Die Fogueres Die Feierlichkeiten zu Sant Joan 2026 wurden in Xàbia mit großem Andrang und festlicher Atmosphäre offiziell eröffnet, allerdings wurden die ersten Veranstaltungen auch durch mehrere Vorfälle mit einer Gruppe junger Leute getrübt, die ein Eingreifen sowohl der Organisatoren als auch der örtlichen Polizei erforderlich machten.
Der Vorfall ereignete sich während der Eröffnungsfeier des Stadtfestes. Beleidigungen, Provokationen und angespannte Momente eskalierten beinahe zu einer Schlägerei in der Nähe des Kirchplatzes. Die Situation führte zu Unruhe unter den Anwesenden und erforderte das Eingreifen der Polizei, um die Ordnung wiederherzustellen.
Im Anschluss an diese Ereignisse wurden die Fogueres-Kommission und der Rat von Festivals Sie veröffentlichten eine Erklärung, in der sie jegliche Gewalt, ob physisch oder verbal, „uneingeschränkt und absolut“ ablehnten. In der Erklärung bezeichneten beide Organisationen die Ereignisse als „völlig unerträglich“ und bekräftigten, dass Festivals ein Ort des friedlichen Zusammenlebens, des Respekts und der Brüderlichkeit sein sollten.
Die Organisatoren warnten zudem, dass jeder Zwischenfall während der traditionellen Johannasänge zum sofortigen Abbruch der Veranstaltung führen könne. Sie kündigten außerdem an, dass gegen Personen, die sich dem festlichen Geist widersetzen, entsprechende Maßnahmen ergriffen würden.
Obwohl die Cants de Sant Joan schließlich vollständig stattfinden konnten, kam es während der Veranstaltung zu weiteren angespannten Zwischenfällen. Laut mehreren Berichten störten einige Jugendliche weiterhin den Frieden und provozierten Mitglieder der Quintà 2026, was erneut ein Eingreifen der örtlichen Polizei erforderlich machte.
Trotz dieser Vorfälle hebt die Fogueres-Kommission die vorbildliche Haltung der überwiegenden Mehrheit der Teilnehmer sowie die Bemühungen der Organisation hervor, zu verhindern, dass vereinzelte Zwischenfälle den Ablauf des Festprogramms beeinträchtigen.
Darüber hinaus drückt die Kommission in einer neuen Stellungnahme Dankbarkeit aus und würdigt die positive Haltung des Abschlussjahrgangs 2026, „A Trompicons“, angesichts der Situation. Fogueres Xàbia erklärt, dass „die Möglichkeit, die genannten Personen vom Abschlussjahrgang 2027 auszuschließen, ebenso wie das für den 24. Juni geplante Abendessen vor der Graduierung geprüft wird.“
Sowohl die Kommission als auch das Festivaldezernat haben betont, wie wichtig es ist, Les Fogueres mit gegenseitigem Respekt zu erleben und daran zu denken, dass es sich um Feste handelt, die dazu dienen, die Bindungen zwischen Nachbarn, Peñas, Quintos und Besuchern zu teilen, zu genießen und zu stärken.

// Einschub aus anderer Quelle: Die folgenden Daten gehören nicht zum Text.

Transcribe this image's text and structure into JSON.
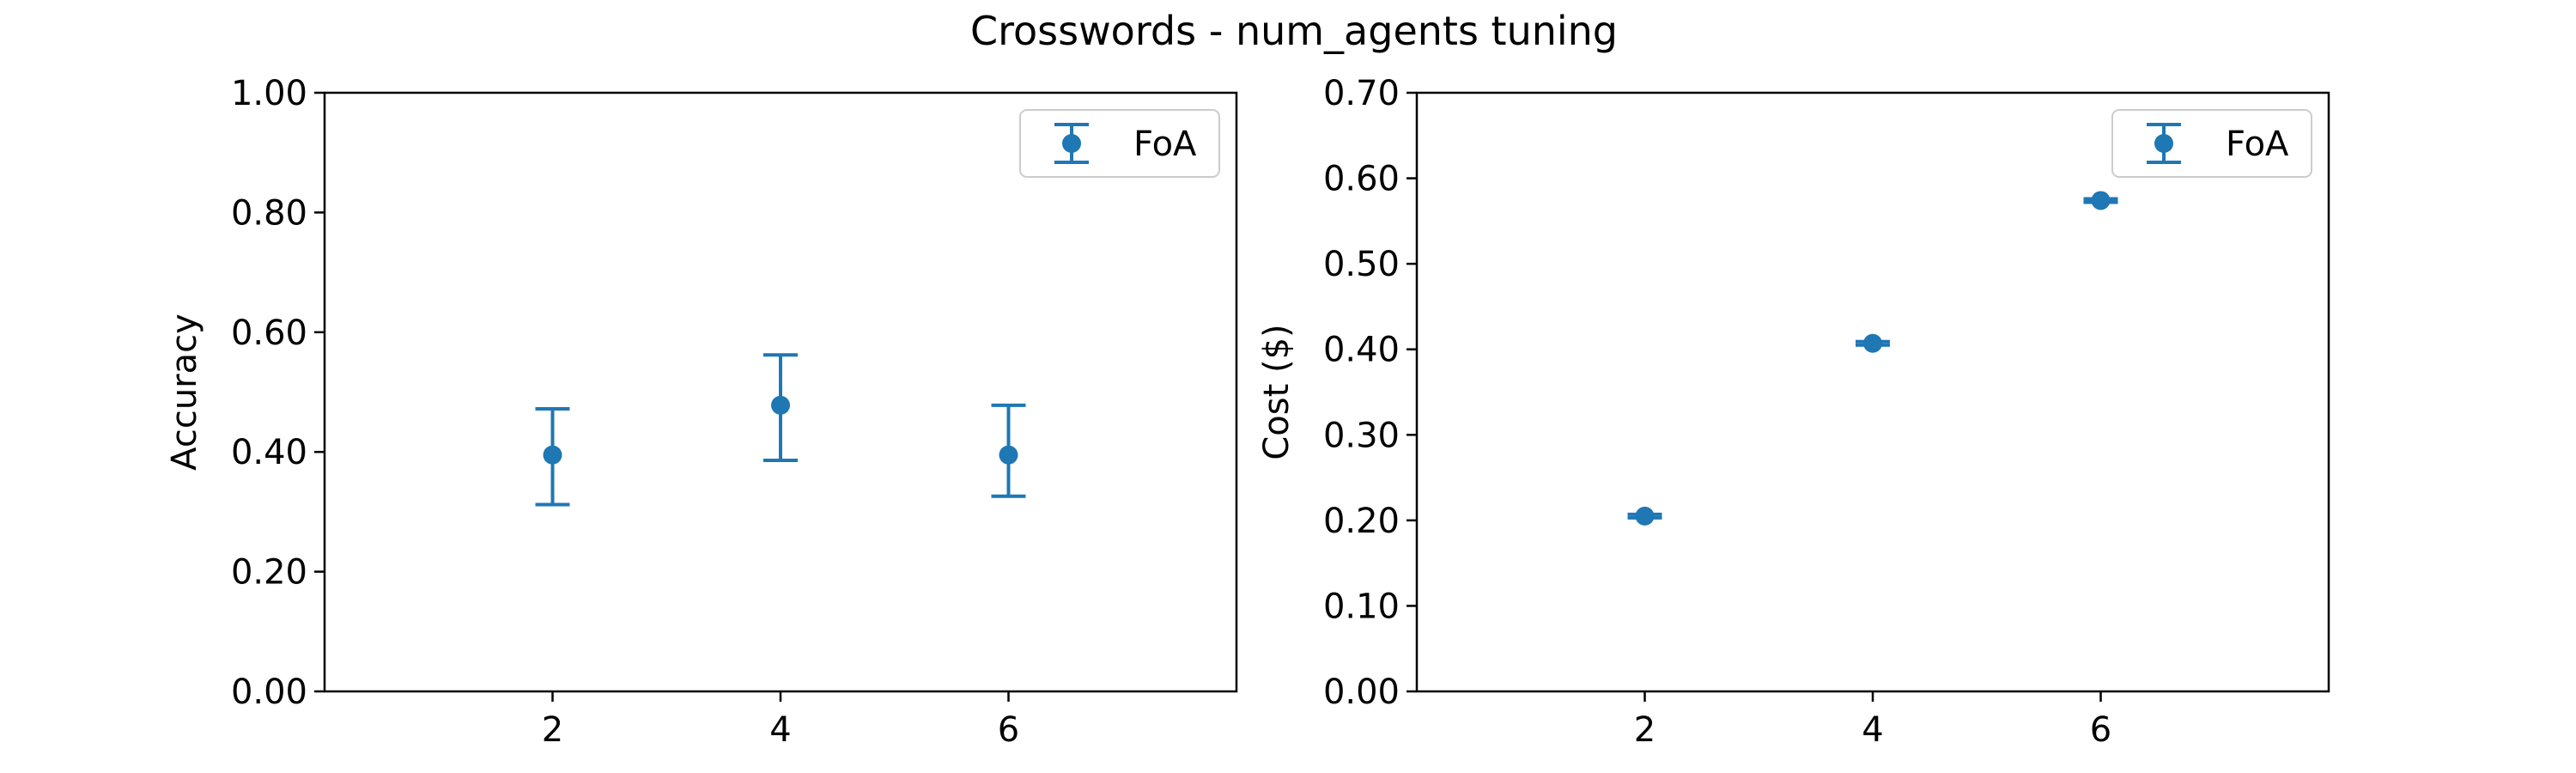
{
  "figure": {
    "title": "Crosswords - num_agents tuning"
  },
  "colors": {
    "series": "#1f77b4",
    "axes": "#000000",
    "legend_border": "#cccccc"
  },
  "chart_data": [
    {
      "type": "scatter",
      "error_bars": true,
      "ylabel": "Accuracy",
      "xlabel": "",
      "xlim": [
        0,
        8
      ],
      "ylim": [
        0.0,
        1.0
      ],
      "x_ticks": [
        2,
        4,
        6
      ],
      "x_tick_labels": [
        "2",
        "4",
        "6"
      ],
      "y_ticks": [
        0.0,
        0.2,
        0.4,
        0.6,
        0.8,
        1.0
      ],
      "y_tick_labels": [
        "0.00",
        "0.20",
        "0.40",
        "0.60",
        "0.80",
        "1.00"
      ],
      "grid": false,
      "legend": {
        "position": "top-right",
        "entries": [
          "FoA"
        ]
      },
      "series": [
        {
          "name": "FoA",
          "x": [
            2,
            4,
            6
          ],
          "y": [
            0.395,
            0.478,
            0.395
          ],
          "yerr_low": [
            0.312,
            0.386,
            0.326
          ],
          "yerr_high": [
            0.472,
            0.562,
            0.478
          ]
        }
      ]
    },
    {
      "type": "scatter",
      "error_bars": true,
      "ylabel": "Cost ($)",
      "xlabel": "",
      "xlim": [
        0,
        8
      ],
      "ylim": [
        0.0,
        0.7
      ],
      "x_ticks": [
        2,
        4,
        6
      ],
      "x_tick_labels": [
        "2",
        "4",
        "6"
      ],
      "y_ticks": [
        0.0,
        0.1,
        0.2,
        0.3,
        0.4,
        0.5,
        0.6,
        0.7
      ],
      "y_tick_labels": [
        "0.00",
        "0.10",
        "0.20",
        "0.30",
        "0.40",
        "0.50",
        "0.60",
        "0.70"
      ],
      "grid": false,
      "legend": {
        "position": "top-right",
        "entries": [
          "FoA"
        ]
      },
      "series": [
        {
          "name": "FoA",
          "x": [
            2,
            4,
            6
          ],
          "y": [
            0.205,
            0.407,
            0.574
          ],
          "yerr_low": [
            0.203,
            0.405,
            0.572
          ],
          "yerr_high": [
            0.207,
            0.409,
            0.576
          ]
        }
      ]
    }
  ]
}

Ich finde es schrecklich, dass diese jungen Leute so wenig Rücksicht nehmen, aber das sind Menschen ohne jegliche Werte, gebrochene Menschen, die den ganzen Tag auf der Straße verbringen und nur daran denken, Ärger zu machen und an nichts anderes.
Einige junge Leute? Und wo sind sie jetzt, im Gefängnis?
Es gibt viele Drogen, und immer mehr junge Menschen konsumieren sie.
Die haben definitiv Drogen in ihre Cola Cao gemischt.
Und was ist mit den Eltern dieser jungen Leute? Wo sind sie? Leider sind viele Eltern heutzutage sehr ungeeignete Vorbilder und schlechte Beispiele; es mangelt ihnen an Werten und Bildung, und das sind die Folgen: Es fehlt ihnen an Respekt.
Sie befinden sich in Marokko und Algerien, um ihre Renten zu beziehen… hin und wieder nehmen sie die Fähre, um Medikamente zu holen, und wenn sie schon mal da sind, statten sie ihnen einen Besuch ab.